A generous patio for dining connects to new paving by the house where the morning sun can be enjoyed. Planting surrounds the seating area making the garden feel more inviting and a variety of wall shrubs and climbers add interest and will eventually help the garden appear bigger.

Contemporary bollards illuminate the path and can be switched independently from the spike spot lights in the plant borders.

The new patio ends with a more pronounced step up with the porcelain planks being used to clad the block retaining wall which extends into the plant borders either side.

The grass was struggling to grow near the yew tree and the garden was in need of a more defined structure and winter interest.

The self-binding gravel path provides a more interesting route from the house to the studio.  The generous borders are filled with shade tolerant plants.  Four Taxus baccata Litfass will provide very compact evergreen height in time and an Acer palmatum Bloodgood an attractive focal point. The large Christmas box on the right was relocated from by the house where it had outgrown its space but here it provides a valuable end point. The photo demonstrates the contrasting light experienced in the garden. The small area of grass is edged with porcelain planks also used for the access points to the main dining patio. 

Planting includes foxgloves, Japanese grasses, cranesbills, ferns and shade tolerant ground cover such as epimediums and pachysandra. Climbing hydrangeas are included on the walls for their reliable, low maintenance habit. For the sunnier area near the house lavender, potentilla, heucheras, herbs and roses feature along with a deciduous jasmine for the wall.

The traditional paving was quite damaged and there was a problem with water pooling outside the back door.

The porcelain paving creates a bright, welcoming entrance with the manhole cover now more presentable. Cross lighters provide practical yet stylish visibility at night. The path was given the correct falls to carry rainwater away assisted by the gravel trenches.

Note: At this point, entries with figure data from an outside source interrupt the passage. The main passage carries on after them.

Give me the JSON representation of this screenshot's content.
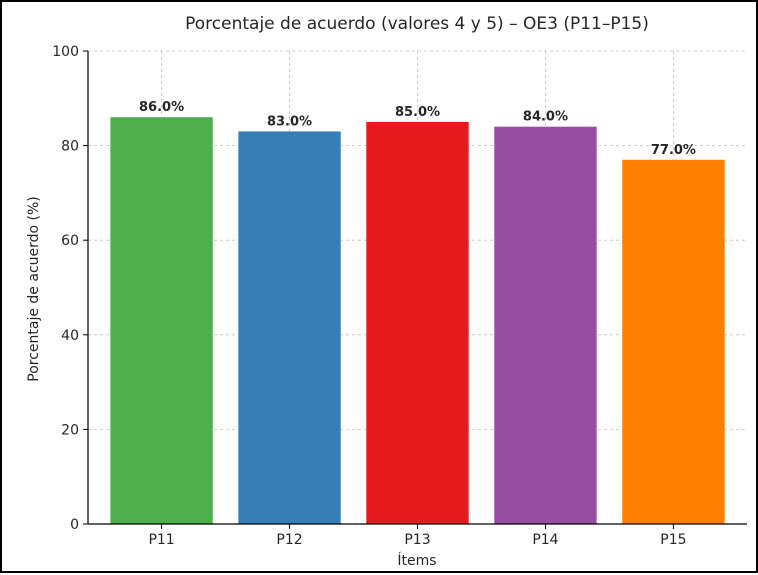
{
  "chart_data": {
    "type": "bar",
    "title": "Porcentaje de acuerdo (valores 4 y 5) – OE3 (P11–P15)",
    "xlabel": "Ítems",
    "ylabel": "Porcentaje de acuerdo (%)",
    "categories": [
      "P11",
      "P12",
      "P13",
      "P14",
      "P15"
    ],
    "values": [
      86.0,
      83.0,
      85.0,
      84.0,
      77.0
    ],
    "data_labels": [
      "86.0%",
      "83.0%",
      "85.0%",
      "84.0%",
      "77.0%"
    ],
    "colors": [
      "#4daf4a",
      "#377eb8",
      "#e41a1c",
      "#984ea3",
      "#ff7f00"
    ],
    "ylim": [
      0,
      100
    ],
    "yticks": [
      0,
      20,
      40,
      60,
      80,
      100
    ],
    "ytick_labels": [
      "0",
      "20",
      "40",
      "60",
      "80",
      "100"
    ],
    "grid": true,
    "legend": "none"
  }
}
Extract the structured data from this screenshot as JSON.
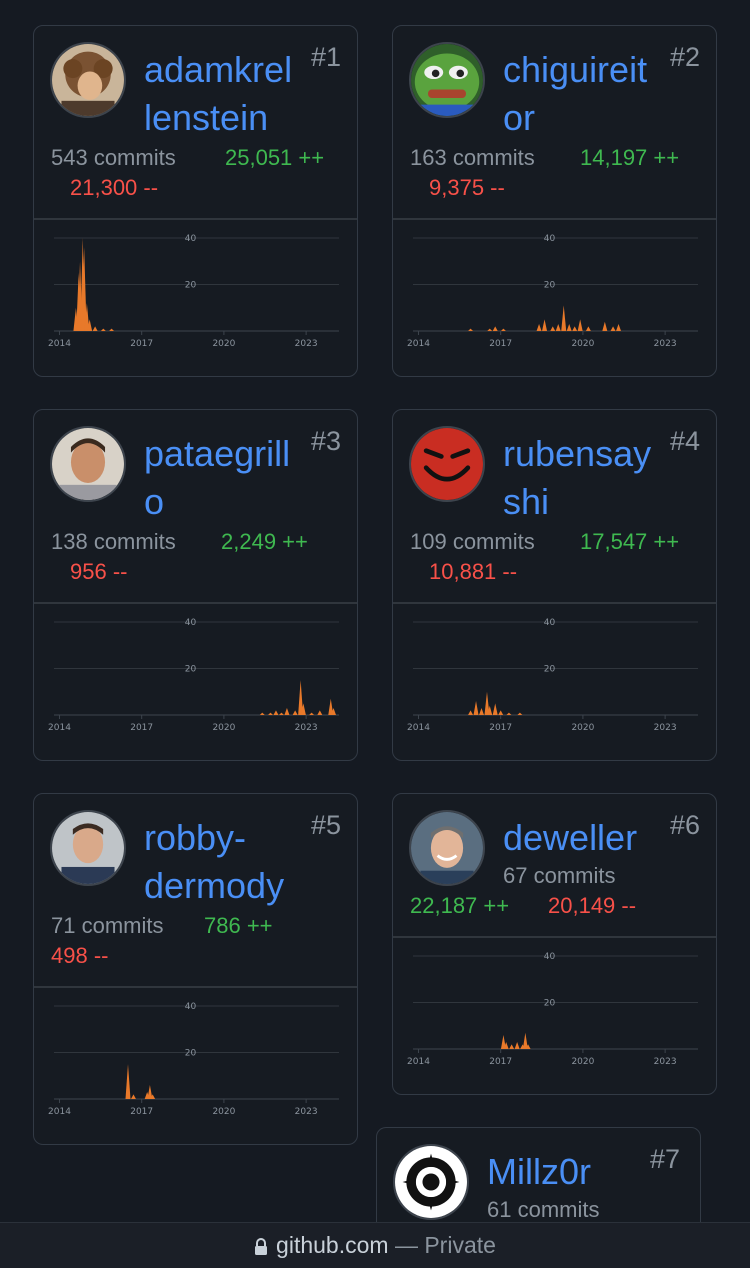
{
  "chart_axis": {
    "x_ticks": [
      "2014",
      "2017",
      "2020",
      "2023"
    ],
    "y_ticks": [
      "40",
      "20"
    ],
    "ylim": [
      0,
      40
    ]
  },
  "contributors": [
    {
      "rank": "#1",
      "name": "adamkrel\nlenstein",
      "commits": "543 commits",
      "additions": "25,051 ++",
      "deletions": "21,300 --",
      "activity": [
        [
          2014.6,
          10
        ],
        [
          2014.7,
          25
        ],
        [
          2014.75,
          30
        ],
        [
          2014.85,
          40
        ],
        [
          2014.9,
          36
        ],
        [
          2015.0,
          12
        ],
        [
          2015.1,
          5
        ],
        [
          2015.3,
          2
        ],
        [
          2015.6,
          1
        ],
        [
          2015.9,
          1
        ]
      ]
    },
    {
      "rank": "#2",
      "name": "chiguireit\nor",
      "commits": "163 commits",
      "additions": "14,197 ++",
      "deletions": "9,375 --",
      "activity": [
        [
          2015.9,
          1
        ],
        [
          2016.6,
          1
        ],
        [
          2016.8,
          2
        ],
        [
          2017.1,
          1
        ],
        [
          2018.4,
          3
        ],
        [
          2018.6,
          5
        ],
        [
          2018.9,
          2
        ],
        [
          2019.1,
          3
        ],
        [
          2019.3,
          11
        ],
        [
          2019.5,
          3
        ],
        [
          2019.7,
          2
        ],
        [
          2019.9,
          5
        ],
        [
          2020.2,
          2
        ],
        [
          2020.8,
          4
        ],
        [
          2021.1,
          2
        ],
        [
          2021.3,
          3
        ]
      ]
    },
    {
      "rank": "#3",
      "name": "pataegrill\no",
      "commits": "138 commits",
      "additions": "2,249 ++",
      "deletions": "956 --",
      "activity": [
        [
          2021.4,
          1
        ],
        [
          2021.7,
          1
        ],
        [
          2021.9,
          2
        ],
        [
          2022.1,
          1
        ],
        [
          2022.3,
          3
        ],
        [
          2022.6,
          2
        ],
        [
          2022.8,
          15
        ],
        [
          2022.9,
          5
        ],
        [
          2023.2,
          1
        ],
        [
          2023.5,
          2
        ],
        [
          2023.9,
          7
        ],
        [
          2024.0,
          3
        ]
      ]
    },
    {
      "rank": "#4",
      "name": "rubensay\nshi",
      "commits": "109 commits",
      "additions": "17,547 ++",
      "deletions": "10,881 --",
      "activity": [
        [
          2015.9,
          2
        ],
        [
          2016.1,
          6
        ],
        [
          2016.3,
          3
        ],
        [
          2016.5,
          10
        ],
        [
          2016.6,
          4
        ],
        [
          2016.8,
          5
        ],
        [
          2017.0,
          2
        ],
        [
          2017.3,
          1
        ],
        [
          2017.7,
          1
        ]
      ]
    },
    {
      "rank": "#5",
      "name": "robby-\ndermody",
      "commits": "71 commits",
      "additions": "786 ++",
      "deletions": "498 --",
      "activity": [
        [
          2016.5,
          15
        ],
        [
          2016.7,
          2
        ],
        [
          2017.2,
          3
        ],
        [
          2017.3,
          6
        ],
        [
          2017.4,
          2
        ]
      ]
    },
    {
      "rank": "#6",
      "name": "deweller",
      "commits": "67 commits",
      "additions": "22,187 ++",
      "deletions": "20,149 --",
      "activity": [
        [
          2017.1,
          6
        ],
        [
          2017.2,
          3
        ],
        [
          2017.4,
          2
        ],
        [
          2017.6,
          3
        ],
        [
          2017.8,
          2
        ],
        [
          2017.9,
          7
        ],
        [
          2018.0,
          2
        ]
      ]
    },
    {
      "rank": "#7",
      "name": "Millz0r",
      "commits": "61 commits"
    }
  ],
  "footer": {
    "domain": "github.com",
    "suffix": " — Private"
  },
  "colors": {
    "name": "#4a8ff5",
    "additions": "#3fb950",
    "deletions": "#f85149",
    "activity": "#e8792a"
  }
}
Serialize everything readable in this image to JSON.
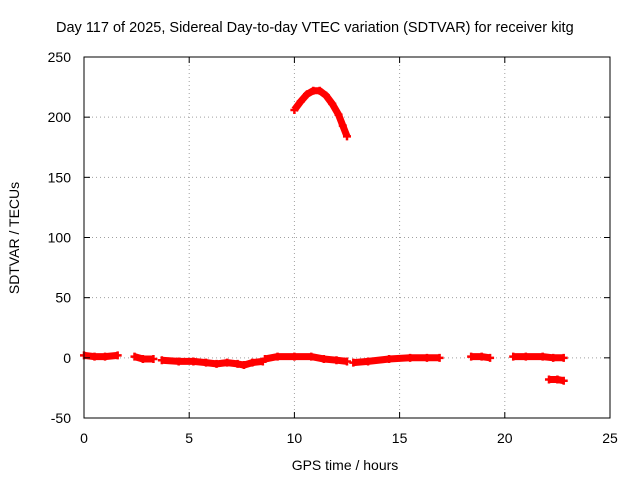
{
  "colors": {
    "series": "#ff0000",
    "axes": "#000000",
    "grid": "#a0a0a0"
  },
  "chart_data": {
    "type": "scatter",
    "title": "Day 117 of 2025, Sidereal Day-to-day VTEC variation (SDTVAR) for receiver kitg",
    "xlabel": "GPS time / hours",
    "ylabel": "SDTVAR / TECUs",
    "xlim": [
      0,
      25
    ],
    "ylim": [
      -50,
      250
    ],
    "xticks": [
      0,
      5,
      10,
      15,
      20,
      25
    ],
    "yticks": [
      -50,
      0,
      50,
      100,
      150,
      200,
      250
    ],
    "grid": true,
    "series": [
      {
        "name": "SDTVAR",
        "segments": [
          [
            [
              0.0,
              2
            ],
            [
              0.5,
              1
            ],
            [
              1.0,
              1
            ],
            [
              1.6,
              2
            ]
          ],
          [
            [
              2.4,
              1
            ],
            [
              2.8,
              -1
            ],
            [
              3.3,
              -1
            ]
          ],
          [
            [
              3.7,
              -2
            ],
            [
              4.5,
              -3
            ],
            [
              5.2,
              -3
            ],
            [
              5.8,
              -4
            ],
            [
              6.3,
              -5
            ],
            [
              6.8,
              -4
            ],
            [
              7.3,
              -5
            ],
            [
              7.6,
              -6
            ],
            [
              8.0,
              -4
            ],
            [
              8.5,
              -3
            ]
          ],
          [
            [
              8.6,
              -1
            ],
            [
              9.2,
              1
            ],
            [
              10.0,
              1
            ],
            [
              10.8,
              1
            ],
            [
              11.4,
              -1
            ],
            [
              12.0,
              -2
            ],
            [
              12.5,
              -3
            ]
          ],
          [
            [
              12.8,
              -4
            ],
            [
              13.5,
              -3
            ],
            [
              14.5,
              -1
            ],
            [
              15.5,
              0
            ],
            [
              16.3,
              0
            ],
            [
              16.9,
              0
            ]
          ],
          [
            [
              18.4,
              1
            ],
            [
              18.9,
              1
            ],
            [
              19.3,
              0
            ]
          ],
          [
            [
              20.4,
              1
            ],
            [
              21.0,
              1
            ],
            [
              21.8,
              1
            ],
            [
              22.3,
              0
            ],
            [
              22.8,
              0
            ]
          ],
          [
            [
              22.1,
              -18
            ],
            [
              22.5,
              -18
            ],
            [
              22.8,
              -19
            ]
          ],
          [
            [
              10.0,
              206
            ],
            [
              10.3,
              213
            ],
            [
              10.6,
              219
            ],
            [
              10.9,
              222
            ],
            [
              11.2,
              222
            ],
            [
              11.5,
              218
            ],
            [
              11.8,
              211
            ],
            [
              12.1,
              202
            ],
            [
              12.3,
              193
            ],
            [
              12.5,
              184
            ]
          ]
        ]
      }
    ]
  }
}
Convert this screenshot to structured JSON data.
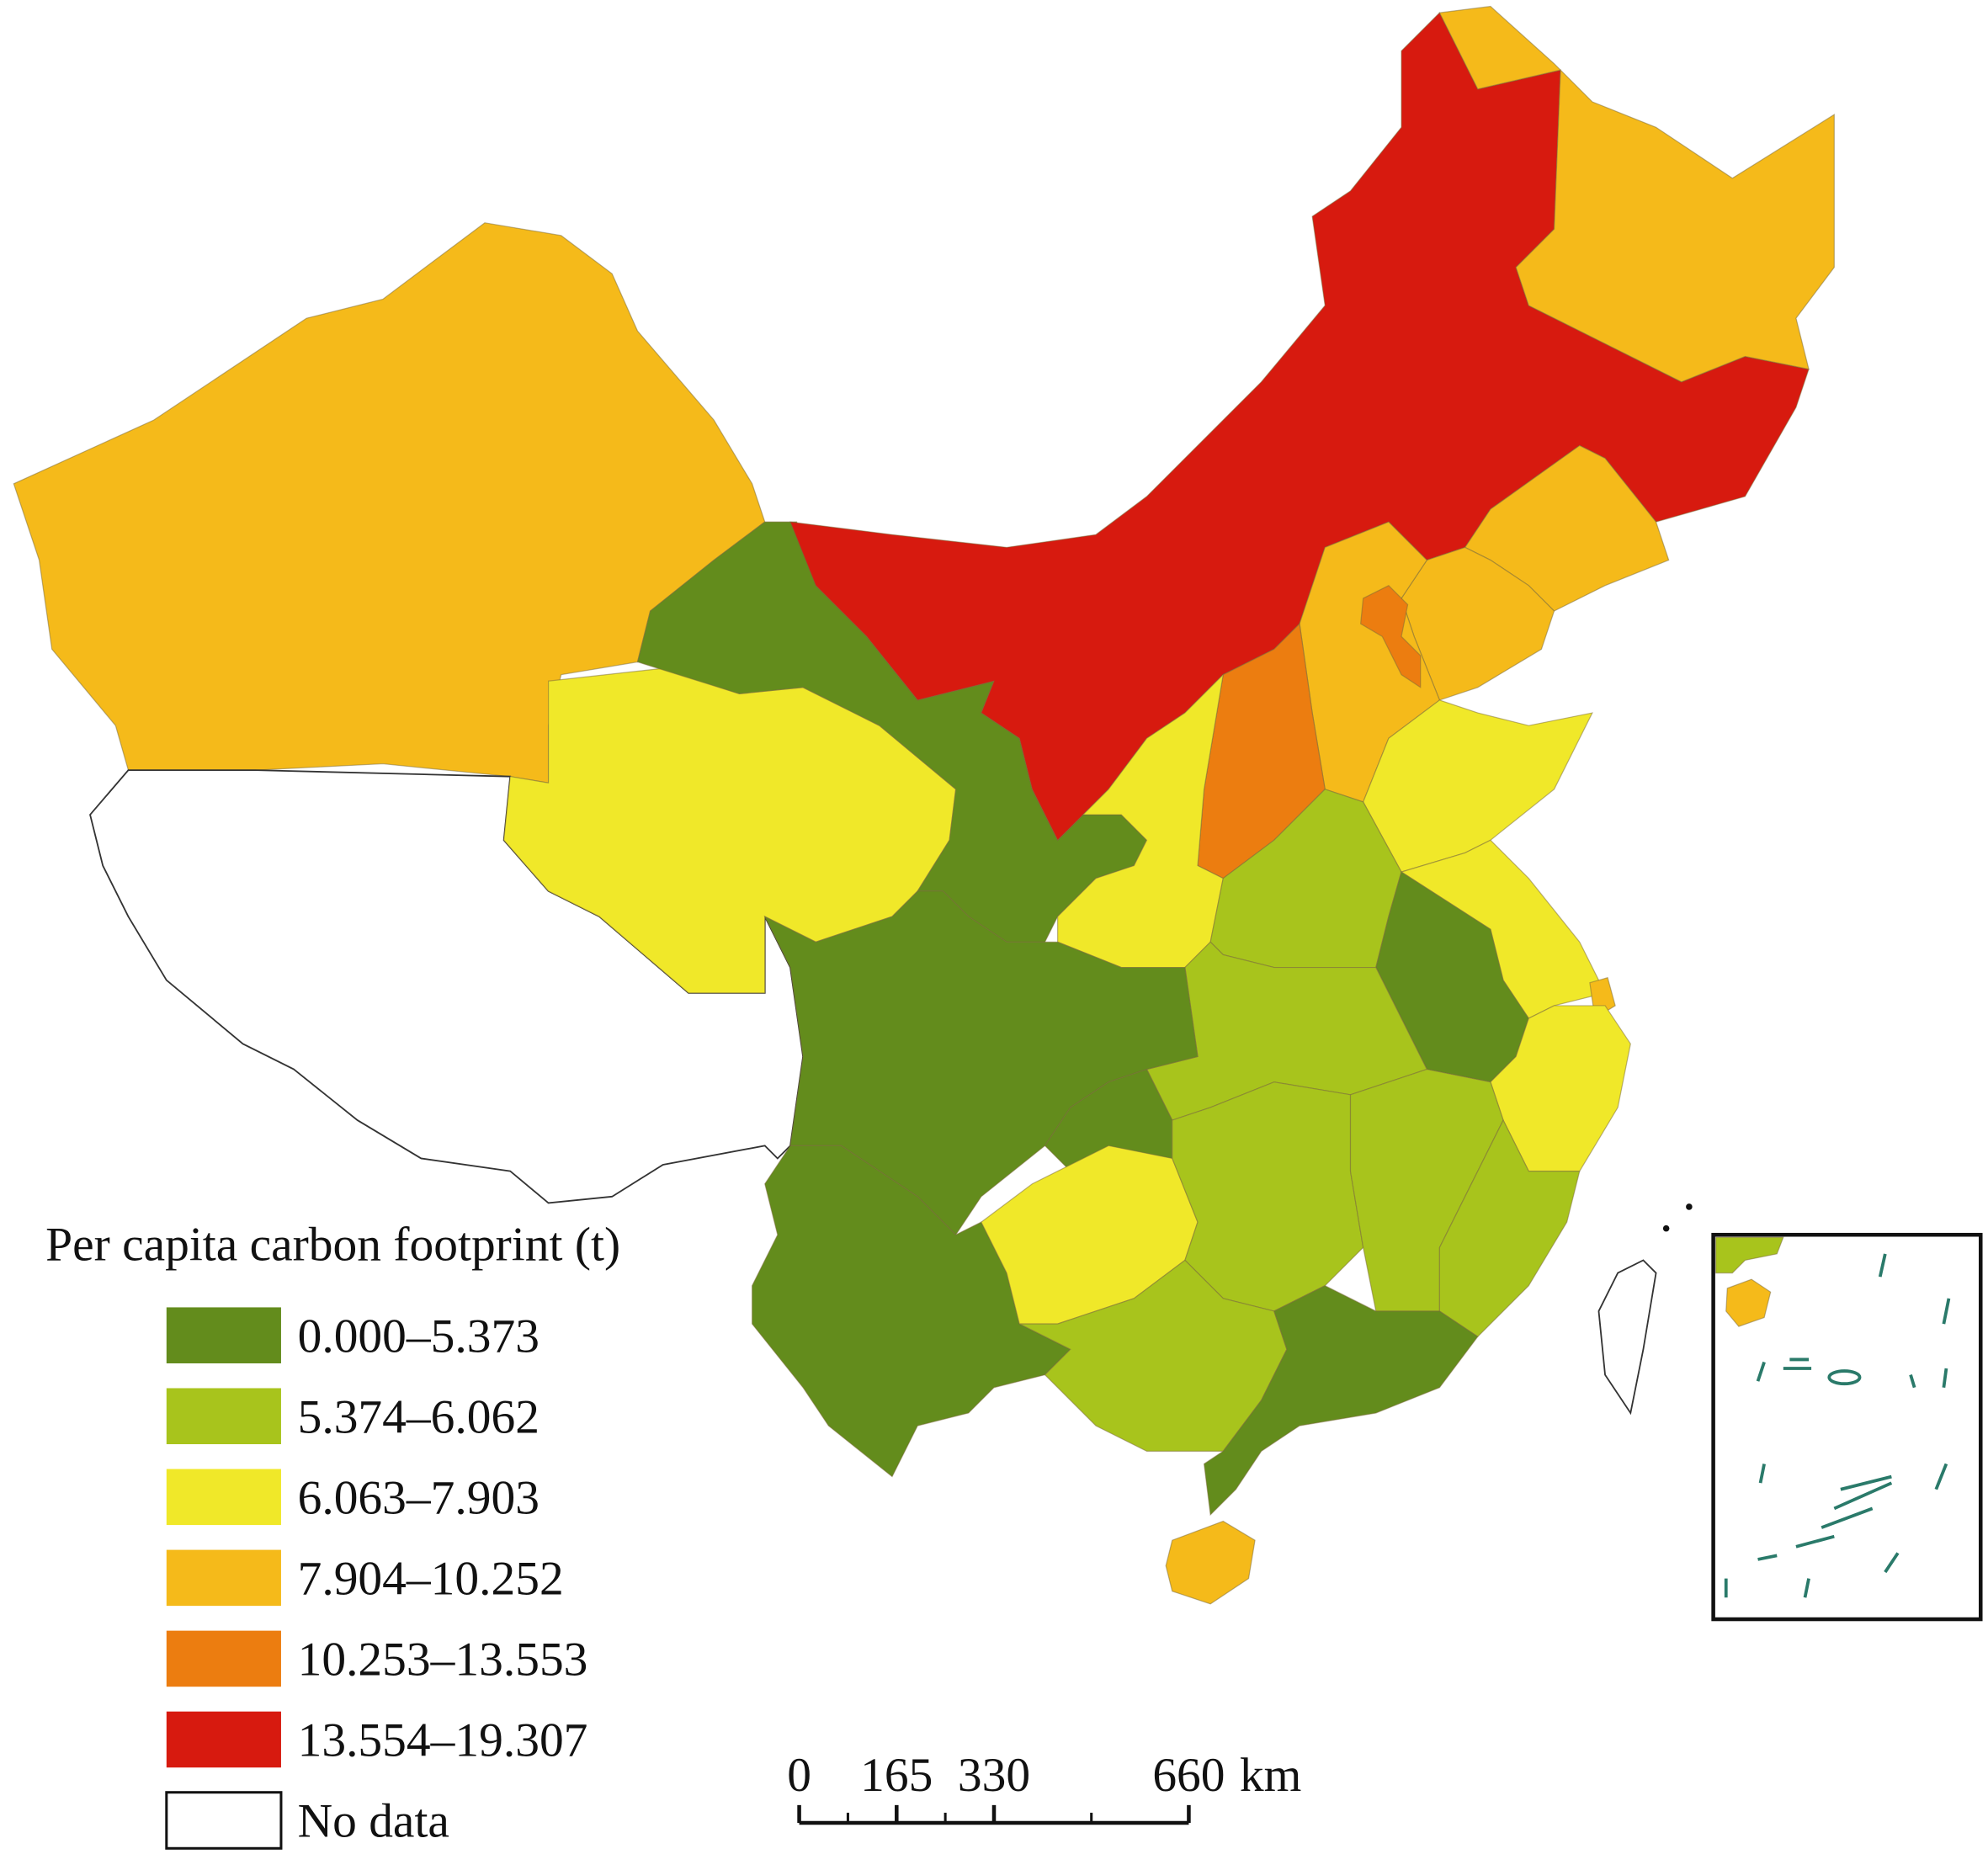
{
  "legend": {
    "title": "Per capita carbon footprint (t)",
    "classes": [
      {
        "label": "0.000–5.373",
        "color": "#638c1c"
      },
      {
        "label": "5.374–6.062",
        "color": "#a8c41c"
      },
      {
        "label": "6.063–7.903",
        "color": "#f0e829"
      },
      {
        "label": "7.904–10.252",
        "color": "#f5ba1a"
      },
      {
        "label": "10.253–13.553",
        "color": "#ec7d10"
      },
      {
        "label": "13.554–19.307",
        "color": "#d71a0f"
      }
    ],
    "no_data": {
      "label": "No data",
      "color": "#ffffff"
    }
  },
  "scale_bar": {
    "ticks": [
      0,
      165,
      330,
      660
    ],
    "unit": "km"
  }
}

The old side gate was replaced with a substantial iroko one.

The garden plan

An alternative design

Erika was a pleasure to work with from start to finish. We’d been meaning to re-do the paving in our garden for years, but had never got further than contacting a landscaping company. Erika came up with several great designs and was very flexible about incorporating the elements we liked best into the final design. She provided us with paving samples and guided us through all of the design decisions. She liaised with the landscapers and electricians and followed up with every query and issue that we had. She was always prompt and responsive. We’re so pleased with our new garden. It never would have happened without Erika.